Payam was the first Legal Advisor to the Prosecutor’s Office of the International Criminal Tribunals for the former Yugoslavia and Rwanda at The Hague. He has also served in the field with the UN in Bosnia, Croatia, Cambodia, Guatemala, Timor Leste, and Rwanda. Payam is a member of the Law Society of Upper Canada and the New York State bar, and has appeared as counsel and advocate in leading cases before the International Court of Justice, the International Criminal Court, the Permanent Court of Arbitration, the International Tribunal for the Law of the Sea, the European Court of Human Rights, and the Supreme Courts of Canada and the United States.

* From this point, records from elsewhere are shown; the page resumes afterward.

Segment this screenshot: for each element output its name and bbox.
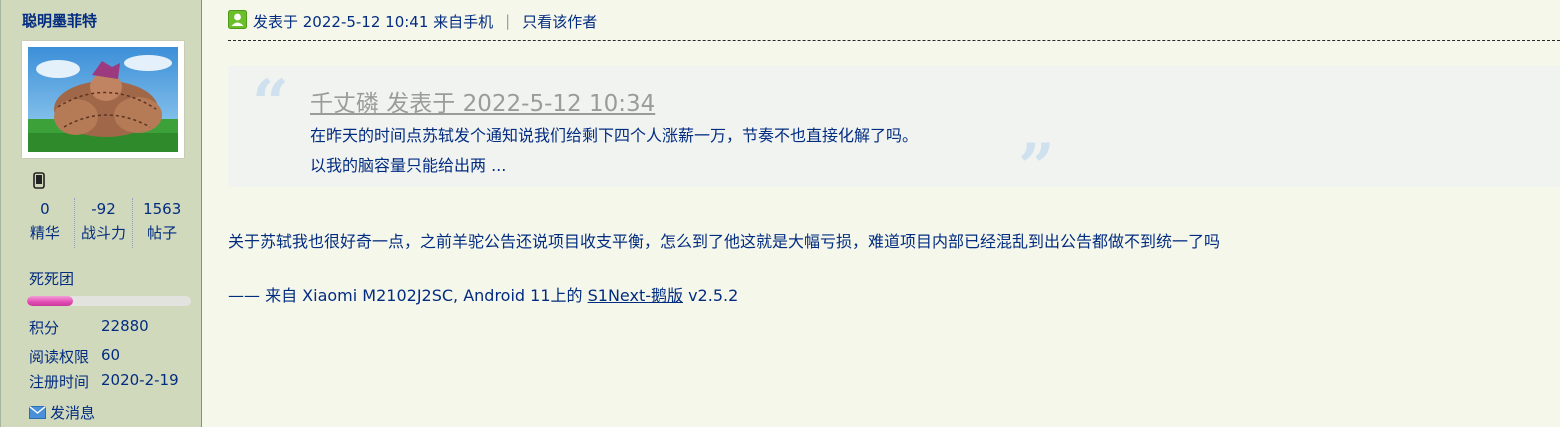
signature-prefix: —— 来自 Xiaomi M2102J2SC, Android 11上的 bbox=[228, 286, 588, 305]
header-divider bbox=[228, 40, 1560, 41]
post-signature: —— 来自 Xiaomi M2102J2SC, Android 11上的 S1N… bbox=[228, 282, 738, 306]
signature-version: v2.5.2 bbox=[683, 286, 739, 305]
stat-label: 精华 bbox=[29, 224, 60, 242]
info-credits: 积分 22880 bbox=[29, 317, 149, 338]
quote-block: “ 千丈磷 发表于 2022-5-12 10:34 在昨天的时间点苏轼发个通知说… bbox=[228, 66, 1560, 200]
send-message-link[interactable]: 发消息 bbox=[29, 402, 95, 423]
stat-value: 0 bbox=[40, 200, 50, 218]
user-group[interactable]: 死死团 bbox=[29, 268, 74, 289]
stat-posts[interactable]: 1563 帖子 bbox=[132, 198, 191, 248]
level-progress-fill bbox=[27, 296, 73, 306]
author-stats: 0 精华 -92 战斗力 1563 帖子 bbox=[16, 198, 191, 248]
stat-combat-power[interactable]: -92 战斗力 bbox=[73, 198, 133, 248]
quote-source-link[interactable]: 千丈磷 发表于 2022-5-12 10:34 bbox=[310, 84, 655, 118]
app-link[interactable]: S1Next-鹅版 bbox=[588, 286, 683, 305]
level-progress-bar bbox=[27, 296, 191, 306]
online-user-icon bbox=[228, 9, 247, 33]
info-key: 注册时间 bbox=[29, 373, 90, 391]
mobile-phone-icon bbox=[33, 172, 45, 193]
stat-value: 1563 bbox=[143, 200, 182, 218]
info-value: 22880 bbox=[101, 317, 149, 335]
stat-digest[interactable]: 0 精华 bbox=[16, 198, 74, 248]
post-header: 发表于 2022-5-12 10:41 来自手机 | 只看该作者 bbox=[228, 9, 597, 33]
forum-post: 聪明墨菲特 0 精华 -92 战斗力 1563 帖子 死死团 积分 22880 … bbox=[0, 0, 1560, 427]
stat-label: 帖子 bbox=[147, 224, 178, 242]
stat-value: -92 bbox=[91, 200, 116, 218]
send-message-label: 发消息 bbox=[50, 404, 96, 422]
author-name-link[interactable]: 聪明墨菲特 bbox=[22, 10, 97, 31]
avatar-image bbox=[28, 47, 178, 152]
post-body: 关于苏轼我也很好奇一点，之前羊驼公告还说项目收支平衡，怎么到了他这就是大幅亏损，… bbox=[228, 232, 1221, 251]
info-read-permission: 阅读权限 60 bbox=[29, 346, 120, 367]
author-sidebar: 聪明墨菲特 0 精华 -92 战斗力 1563 帖子 死死团 积分 22880 … bbox=[0, 0, 202, 427]
close-quote-icon: ” bbox=[1018, 130, 1055, 205]
quote-line: 在昨天的时间点苏轼发个通知说我们给剩下四个人涨薪一万，节奏不也直接化解了吗。 bbox=[310, 126, 919, 145]
info-value: 60 bbox=[101, 346, 121, 364]
separator: | bbox=[505, 12, 511, 30]
only-author-link[interactable]: 只看该作者 bbox=[522, 11, 597, 32]
info-key: 阅读权限 bbox=[29, 348, 90, 366]
info-register-date: 注册时间 2020-2-19 bbox=[29, 371, 179, 392]
envelope-icon bbox=[29, 406, 46, 419]
info-value: 2020-2-19 bbox=[101, 371, 179, 389]
post-time: 发表于 2022-5-12 10:41 来自手机 bbox=[253, 12, 494, 31]
open-quote-icon: “ bbox=[252, 66, 289, 141]
info-key: 积分 bbox=[29, 319, 60, 337]
quote-line: 以我的脑容量只能给出两 ... bbox=[310, 156, 507, 175]
stat-label: 战斗力 bbox=[81, 224, 127, 242]
avatar[interactable] bbox=[22, 41, 184, 158]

Additionally, Payam is a founder of the Iran Human Rights Documentation Centre, Prosecutor of the Iran People’s Tribunal, a member of the UK Child Sexual Abuse People’s Tribunal, and a contributor to the activities of numerous non-governmental organizations and grassroots survivors’ groups.
In 1974, Hana joined CBC as a TV news anchor, and worked on a program called "In Good Company." She became host of CBC Radio's "This Country in the Morning" and, the following year, was co-host of both the CBC's local newscast in Toronto and the network's afternoon public affairs program.
In 1982, Hana became co-host of the CBC's prime time TV newsmagazine, "The Fifth Estate." In 1994, she was given her own interview series titled "Contact with Hana Gartner." In 1995, she became co-host of CBC's flagship newshour, "The National," and hosted the National Magazine portion of the programme (which consisted of interviews, extended features and documentaries). In 2000, Hana left The National and returned to "The Fifth Estate," where she worked for the next eleven years. On May 11, 2011, Gartner announced her retirement from the CBC.
Hana has won five Gemini Awards, and has been nominated 18 times in Gemini hosting, anchoring, and interviewing categories during her career. She has also twice won the special Gemini Gordon Sinclair Award for excellence in broadcast journalism in 1985 and 2006, and, was nominated in 2011 for a Michener Award for her story about a troubled teen who died while in the Ontario corrections system.
In 2019, Hana was appointed as a Member of the Order of Canada.